Personal information
- Full name: Jehangir Khan
- Place of birth: Peshawar, British India

Senior career*
- Years: Team / Apps / (Gls)
- 1960s: Warsak FC

International career
- 1963: Pakistan / 1 / (1)

= Jehangir Khan =

Pakistani former footballer

Jehangir Khan (Pashto, جهانګير خان) was a Pakistani footballer who played as a forward. He represented the Pakistan national team in 1963.

== Early life ==
Khan was born in Peshawar, British India.

== Club career ==
Khan was a part of Warsak FC in the 1960s, and also represented Peshawar Division at the National Football Championship.
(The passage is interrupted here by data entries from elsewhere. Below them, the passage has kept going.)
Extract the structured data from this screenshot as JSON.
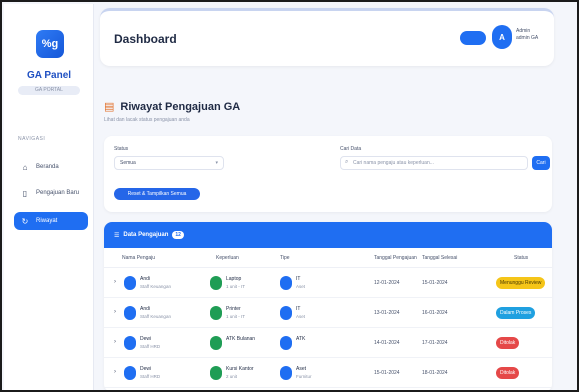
{
  "app": {
    "brand": "GA Panel",
    "brand_sub": "GA PORTAL",
    "logo_glyph": "%g"
  },
  "sidebar": {
    "menu_title": "NAVIGASI",
    "items": [
      {
        "label": "Beranda",
        "icon": "home-icon",
        "active": false
      },
      {
        "label": "Pengajuan Baru",
        "icon": "document-icon",
        "active": false
      },
      {
        "label": "Riwayat",
        "icon": "history-icon",
        "active": true
      }
    ]
  },
  "topbar": {
    "title": "Dashboard",
    "user_initial": "A",
    "user_name": "Admin",
    "user_role": "admin GA"
  },
  "page": {
    "title": "Riwayat Pengajuan GA",
    "subtitle": "Lihat dan lacak status pengajuan anda"
  },
  "filters": {
    "status_label": "Status",
    "status_value": "Semua",
    "search_label": "Cari Data",
    "search_placeholder": "Cari nama pengaju atau keperluan...",
    "search_button": "Cari",
    "reset_button": "Reset & Tampilkan Semua"
  },
  "table": {
    "header_title": "Data Pengajuan",
    "count": "12",
    "columns": [
      "Nama Pengaju",
      "Keperluan",
      "Tipe",
      "Tanggal Pengajuan",
      "Tanggal Selesai",
      "Status"
    ],
    "rows": [
      {
        "name": "Andi",
        "sub": "Staff Keuangan",
        "item": "Laptop",
        "item_sub": "1 unit - IT",
        "type": "IT",
        "type_sub": "Aset",
        "date1": "12-01-2024",
        "date2": "15-01-2024",
        "status": "Menunggu Review",
        "status_color": "#f5c518",
        "status_text_color": "#4a3a00"
      },
      {
        "name": "Andi",
        "sub": "Staff Keuangan",
        "item": "Printer",
        "item_sub": "1 unit - IT",
        "type": "IT",
        "type_sub": "Aset",
        "date1": "13-01-2024",
        "date2": "16-01-2024",
        "status": "Dalam Proses",
        "status_color": "#1fa0e0",
        "status_text_color": "#ffffff"
      },
      {
        "name": "Dewi",
        "sub": "Staff HRD",
        "item": "ATK Bulanan",
        "item_sub": "",
        "type": "ATK",
        "type_sub": "",
        "date1": "14-01-2024",
        "date2": "17-01-2024",
        "status": "Ditolak",
        "status_color": "#e54848",
        "status_text_color": "#ffffff"
      },
      {
        "name": "Dewi",
        "sub": "Staff HRD",
        "item": "Kursi Kantor",
        "item_sub": "2 unit",
        "type": "Aset",
        "type_sub": "Furnitur",
        "date1": "15-01-2024",
        "date2": "18-01-2024",
        "status": "Ditolak",
        "status_color": "#e54848",
        "status_text_color": "#ffffff"
      }
    ]
  },
  "colors": {
    "primary": "#1f6ef2",
    "sidebar_bg": "#ffffff",
    "page_bg": "#f4f6fb",
    "icon_green": "#1f9d55"
  }
}
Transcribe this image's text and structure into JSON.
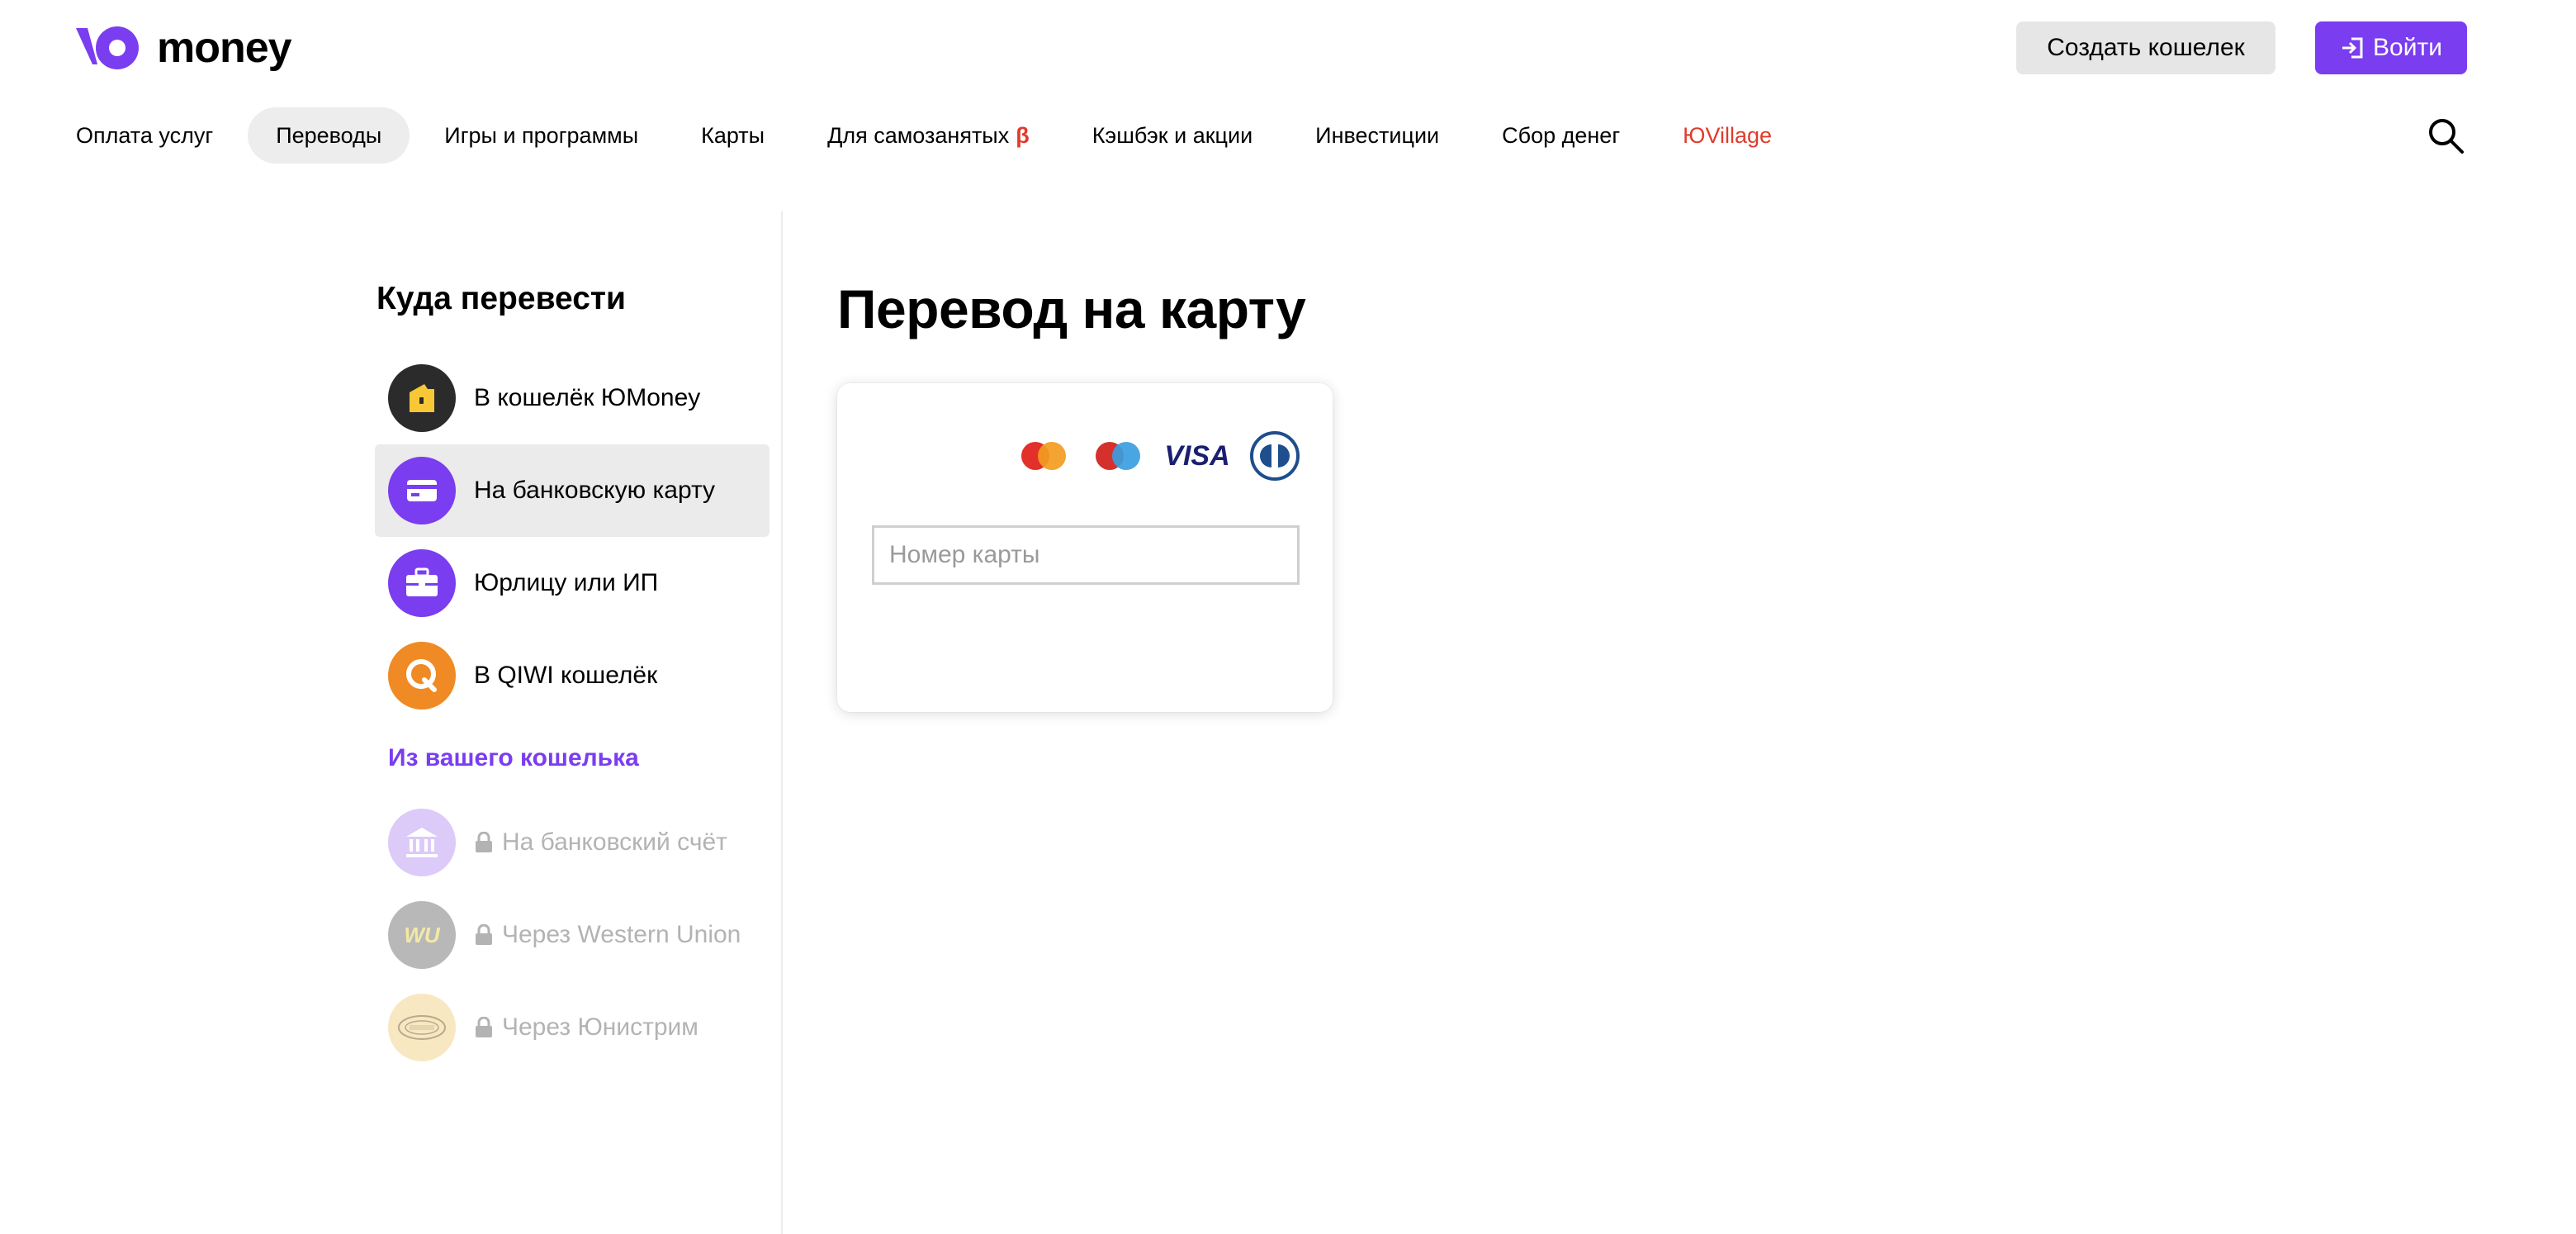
{
  "header": {
    "logo_text": "money",
    "create_wallet_label": "Создать кошелек",
    "login_label": "Войти",
    "accent_color": "#7a3df0"
  },
  "topnav": {
    "items": [
      {
        "label": "Оплата услуг"
      },
      {
        "label": "Переводы",
        "active": true
      },
      {
        "label": "Игры и программы"
      },
      {
        "label": "Карты"
      },
      {
        "label": "Для самозанятых",
        "badge": "β"
      },
      {
        "label": "Кэшбэк и акции"
      },
      {
        "label": "Инвестиции"
      },
      {
        "label": "Сбор денег"
      },
      {
        "label": "ЮVillage",
        "accent": "#e23a2b"
      }
    ],
    "search_icon": "search-icon"
  },
  "sidebar": {
    "title": "Куда перевести",
    "items": [
      {
        "label": "В кошелёк ЮMoney",
        "icon": "wallet-icon"
      },
      {
        "label": "На банковскую карту",
        "icon": "card-icon",
        "active": true
      },
      {
        "label": "Юрлицу или ИП",
        "icon": "briefcase-icon"
      },
      {
        "label": "В QIWI кошелёк",
        "icon": "qiwi-icon"
      }
    ],
    "subtitle": "Из вашего кошелька",
    "locked_items": [
      {
        "label": "На банковский счёт",
        "icon": "bank-icon"
      },
      {
        "label": "Через Western Union",
        "icon": "western-union-icon",
        "icon_text": "WU"
      },
      {
        "label": "Через Юнистрим",
        "icon": "unistream-icon"
      }
    ]
  },
  "main": {
    "title": "Перевод на карту",
    "card_form": {
      "brands": [
        "mastercard",
        "maestro",
        "VISA",
        "diners-club"
      ],
      "card_number_placeholder": "Номер карты",
      "card_number_value": ""
    }
  }
}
In 1963, Khan contributed to Warsak's triumph at the 1963 All-Pakistan Sheikh Mohammad Ismail Gold Shield Football Tournament. The same year, he was also present with the team for the 1963 Aga Khan Gold Cup. The following year, he once again helped his team to win the Ismail Gold Shield again, by scoring a brace in the final. At the 1964 Aga Khan Gold Cup, he helped Warsak win the qualifying stage by scoring in all two matches against PWD and East-West Pak Union SC, however the team failed to get past the group stage. At the 1968 Aga Khan Gold Cup, he scored a brace in a surprise victory against Dhaka Wanderers, but the team fell against Pakistan Airlines in the qualifying stage.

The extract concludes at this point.